Factbox-Elon Musk's Grok faces global scrutiny for sexualised AI photos


FILE PHOTO: Elon Musk attends the U.S.-Saudi Investment Forum in Washington, D.C., U.S., November 19, 2025. REUTERS/Evelyn Hockstein/File Photo

Jan 9 (Reuters) - Governments and regulators from Europe ‌to Asia have condemned and some have opened inquiries into sexually explicit content generated by Elon Musk's ‌xAI chatbot Grok on X, putting pressure on the platform to show what it is doing to ‌prevent and remove illegal content.

Grok said late on Thursday it was restricting image generation and editing to paying subscribers after it said on January 2 that it was fixing safeguard lapses after isolated cases in which it produced sexualised outputs, including depictions of minors in minimal clothing.

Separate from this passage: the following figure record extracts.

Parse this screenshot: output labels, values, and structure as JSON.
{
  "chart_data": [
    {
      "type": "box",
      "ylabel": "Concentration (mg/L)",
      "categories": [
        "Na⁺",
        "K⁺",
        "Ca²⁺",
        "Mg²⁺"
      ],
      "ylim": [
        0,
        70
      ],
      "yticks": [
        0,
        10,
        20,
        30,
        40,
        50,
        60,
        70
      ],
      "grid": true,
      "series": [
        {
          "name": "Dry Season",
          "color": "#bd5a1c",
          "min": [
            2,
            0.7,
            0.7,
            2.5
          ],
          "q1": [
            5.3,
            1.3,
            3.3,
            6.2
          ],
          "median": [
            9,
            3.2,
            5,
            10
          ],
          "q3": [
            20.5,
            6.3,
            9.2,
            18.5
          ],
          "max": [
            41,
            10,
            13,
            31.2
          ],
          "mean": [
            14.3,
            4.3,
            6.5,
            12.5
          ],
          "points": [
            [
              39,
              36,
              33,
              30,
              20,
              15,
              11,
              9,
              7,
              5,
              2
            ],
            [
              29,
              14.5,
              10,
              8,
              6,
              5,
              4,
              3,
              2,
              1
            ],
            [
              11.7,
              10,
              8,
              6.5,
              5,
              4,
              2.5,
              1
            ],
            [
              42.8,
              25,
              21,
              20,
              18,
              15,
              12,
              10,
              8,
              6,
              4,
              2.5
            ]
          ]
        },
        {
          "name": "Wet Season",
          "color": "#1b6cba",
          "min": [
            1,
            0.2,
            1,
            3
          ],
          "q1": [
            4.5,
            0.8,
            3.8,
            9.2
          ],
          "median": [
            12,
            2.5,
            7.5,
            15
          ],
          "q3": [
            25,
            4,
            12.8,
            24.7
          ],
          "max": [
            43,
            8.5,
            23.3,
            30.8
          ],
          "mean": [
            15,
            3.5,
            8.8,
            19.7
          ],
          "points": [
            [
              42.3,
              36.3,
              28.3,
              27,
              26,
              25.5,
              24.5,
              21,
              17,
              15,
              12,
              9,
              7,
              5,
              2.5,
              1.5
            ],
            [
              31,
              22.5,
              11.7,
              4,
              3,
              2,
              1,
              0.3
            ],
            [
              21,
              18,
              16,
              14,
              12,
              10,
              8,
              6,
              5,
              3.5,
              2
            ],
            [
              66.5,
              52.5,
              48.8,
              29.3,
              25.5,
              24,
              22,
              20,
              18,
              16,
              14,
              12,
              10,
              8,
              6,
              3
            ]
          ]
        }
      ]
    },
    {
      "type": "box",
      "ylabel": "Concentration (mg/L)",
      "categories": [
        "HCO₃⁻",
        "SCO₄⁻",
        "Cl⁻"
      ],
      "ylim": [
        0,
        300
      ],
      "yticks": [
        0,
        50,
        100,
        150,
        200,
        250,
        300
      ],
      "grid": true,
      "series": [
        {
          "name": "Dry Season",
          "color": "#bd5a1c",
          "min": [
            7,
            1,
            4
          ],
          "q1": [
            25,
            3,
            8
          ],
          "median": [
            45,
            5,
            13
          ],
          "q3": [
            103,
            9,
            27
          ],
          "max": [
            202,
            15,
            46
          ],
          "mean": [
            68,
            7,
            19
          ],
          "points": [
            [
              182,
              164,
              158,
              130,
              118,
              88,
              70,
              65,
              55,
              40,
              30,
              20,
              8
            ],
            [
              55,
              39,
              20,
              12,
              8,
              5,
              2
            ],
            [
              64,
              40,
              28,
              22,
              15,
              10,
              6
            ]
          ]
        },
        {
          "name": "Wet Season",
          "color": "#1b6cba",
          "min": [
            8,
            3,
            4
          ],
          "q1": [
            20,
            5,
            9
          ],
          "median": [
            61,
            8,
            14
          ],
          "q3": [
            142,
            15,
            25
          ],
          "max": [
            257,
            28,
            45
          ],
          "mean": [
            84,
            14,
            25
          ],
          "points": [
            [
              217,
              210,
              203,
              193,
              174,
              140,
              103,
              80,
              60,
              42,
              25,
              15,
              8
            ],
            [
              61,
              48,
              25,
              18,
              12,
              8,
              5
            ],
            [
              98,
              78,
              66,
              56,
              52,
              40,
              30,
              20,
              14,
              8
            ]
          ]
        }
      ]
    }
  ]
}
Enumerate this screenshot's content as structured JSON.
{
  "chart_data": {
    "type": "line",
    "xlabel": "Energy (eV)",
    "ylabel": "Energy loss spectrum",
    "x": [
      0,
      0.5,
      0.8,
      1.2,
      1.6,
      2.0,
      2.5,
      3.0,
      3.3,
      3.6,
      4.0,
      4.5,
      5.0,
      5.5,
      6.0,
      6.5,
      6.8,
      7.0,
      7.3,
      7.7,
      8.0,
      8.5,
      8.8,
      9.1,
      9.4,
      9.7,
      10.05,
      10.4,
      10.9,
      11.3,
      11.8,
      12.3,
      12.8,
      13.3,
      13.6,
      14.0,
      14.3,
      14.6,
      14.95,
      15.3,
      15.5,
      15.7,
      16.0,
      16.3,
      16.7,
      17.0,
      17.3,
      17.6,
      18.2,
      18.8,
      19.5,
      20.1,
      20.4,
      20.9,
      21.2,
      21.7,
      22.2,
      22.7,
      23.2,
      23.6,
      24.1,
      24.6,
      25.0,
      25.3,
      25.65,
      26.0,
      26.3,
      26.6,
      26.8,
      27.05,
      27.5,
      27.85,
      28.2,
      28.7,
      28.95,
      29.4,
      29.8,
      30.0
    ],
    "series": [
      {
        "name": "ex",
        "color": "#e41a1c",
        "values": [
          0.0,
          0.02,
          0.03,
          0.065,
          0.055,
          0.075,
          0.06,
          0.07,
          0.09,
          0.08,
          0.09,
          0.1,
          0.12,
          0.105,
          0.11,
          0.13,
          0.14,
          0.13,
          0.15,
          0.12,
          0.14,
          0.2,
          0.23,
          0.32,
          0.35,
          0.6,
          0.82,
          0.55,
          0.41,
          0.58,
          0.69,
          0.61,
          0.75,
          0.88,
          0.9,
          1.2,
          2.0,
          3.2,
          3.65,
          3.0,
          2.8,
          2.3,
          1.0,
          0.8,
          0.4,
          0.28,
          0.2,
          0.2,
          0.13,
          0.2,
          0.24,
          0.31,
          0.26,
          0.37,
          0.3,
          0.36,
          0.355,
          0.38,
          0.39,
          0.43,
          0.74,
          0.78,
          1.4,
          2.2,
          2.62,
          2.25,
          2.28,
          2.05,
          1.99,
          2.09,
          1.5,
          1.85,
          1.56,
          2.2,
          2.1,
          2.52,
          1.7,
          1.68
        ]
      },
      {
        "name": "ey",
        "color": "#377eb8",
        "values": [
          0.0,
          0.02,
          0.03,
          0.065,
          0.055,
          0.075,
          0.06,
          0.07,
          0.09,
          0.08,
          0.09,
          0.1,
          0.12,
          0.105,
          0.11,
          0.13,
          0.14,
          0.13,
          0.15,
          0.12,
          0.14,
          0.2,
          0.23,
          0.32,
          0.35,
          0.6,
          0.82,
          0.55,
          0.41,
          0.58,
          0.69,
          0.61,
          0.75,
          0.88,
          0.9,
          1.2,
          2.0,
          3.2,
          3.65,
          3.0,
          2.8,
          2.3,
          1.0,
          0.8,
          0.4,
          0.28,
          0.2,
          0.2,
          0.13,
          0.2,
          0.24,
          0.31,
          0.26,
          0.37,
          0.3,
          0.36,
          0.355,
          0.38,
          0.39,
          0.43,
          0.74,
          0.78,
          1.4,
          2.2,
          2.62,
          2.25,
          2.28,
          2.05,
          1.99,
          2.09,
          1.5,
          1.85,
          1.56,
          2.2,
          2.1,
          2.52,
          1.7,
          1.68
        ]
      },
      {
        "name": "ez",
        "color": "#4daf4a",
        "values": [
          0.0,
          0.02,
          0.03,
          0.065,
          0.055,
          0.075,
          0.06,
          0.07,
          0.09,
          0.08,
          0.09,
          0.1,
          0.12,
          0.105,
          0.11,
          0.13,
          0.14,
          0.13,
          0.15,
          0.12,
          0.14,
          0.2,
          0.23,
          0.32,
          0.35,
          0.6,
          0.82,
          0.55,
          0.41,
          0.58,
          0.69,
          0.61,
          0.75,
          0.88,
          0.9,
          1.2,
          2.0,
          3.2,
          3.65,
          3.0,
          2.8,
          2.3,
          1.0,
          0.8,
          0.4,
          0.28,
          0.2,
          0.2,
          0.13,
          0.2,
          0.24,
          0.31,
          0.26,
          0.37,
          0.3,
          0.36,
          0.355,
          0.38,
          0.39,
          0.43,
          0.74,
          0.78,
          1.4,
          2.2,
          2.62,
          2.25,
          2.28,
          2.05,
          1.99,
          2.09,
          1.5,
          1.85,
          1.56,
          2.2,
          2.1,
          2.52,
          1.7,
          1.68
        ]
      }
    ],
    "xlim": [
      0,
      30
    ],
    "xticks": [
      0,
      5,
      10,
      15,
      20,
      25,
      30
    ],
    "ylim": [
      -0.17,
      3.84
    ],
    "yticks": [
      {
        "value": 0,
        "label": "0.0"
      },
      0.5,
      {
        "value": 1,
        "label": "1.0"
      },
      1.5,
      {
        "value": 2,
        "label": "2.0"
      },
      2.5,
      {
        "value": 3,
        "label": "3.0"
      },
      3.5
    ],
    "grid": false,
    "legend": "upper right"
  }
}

Musk said earlier ‍on X that anyone using Grok to make illegal content would suffer ‍the same consequences as if they uploaded illegal ‌content.

Here are some reactions from governments and regulators around the world.

EUROPE

The European Commission extended on Thursday a retention order ‍sent ​to X last year to retain and preserve all internal documents and data related to Grok until the end of 2026, amid concern over Grok-generated sexualised "undressed" images.

Britain's communications regulator Ofcom said on Monday it had made "urgent contact" ⁠with X and xAI and would make a swift assessment of whether ‌the service was meeting its legal duties to protect users under the UK's Online Safety Act framework.

In France, government ministers said on January ⁠2 they had referred ‍sexually explicit Grok-generated content circulating on X to prosecutors and also alerted French media regulator Arcom to check the platform's compliance with the European Union's Digital Services Act.

Germany's media minister Wolfram Weimer called on the European Commission on Tuesday to take legal steps, saying EU ‍rules provided tools to tackle illegal content and alleging the problem ‌risked turning into the "industrialisation of sexual harassment".

Italy's data protection authority warned on Thursday that using AI tools to create "undressed" deepfake imagery of real people without consent could amount to serious privacy violations and, in some cases, criminal offences.

Swedish political leaders condemned on Thursday Grok-generated sexualised "undressing" content after reporting that imagery involving Sweden's deputy prime minister was produced from a user prompt.

ASIA

India's IT Ministry on January 2 sent X a formal notice over alleged Grok-enabled creation or sharing of obscene sexualised images, directing the content to be taken down and requiring a report on the actions being taken within 72 hours.

Malaysia's communications regulator ‌MCMC said on January 3 it would summon X and open an investigation into alleged misuse of Grok to generate obscene or sexualised "undressing" content, warning it may involve offences under Section 233 of Malaysia's Communications and Multimedia Act 1998.

OCEANIA

Australia's online-safety regulator eSafety said on Wednesday it was ​investigating Grok-generated "digitally undressed" sexualised deepfake images, assessing adult material under its image‑based abuse scheme and noting current child-related examples it had reviewed did not meet the legal threshold for child sexual abuse material under Australian law.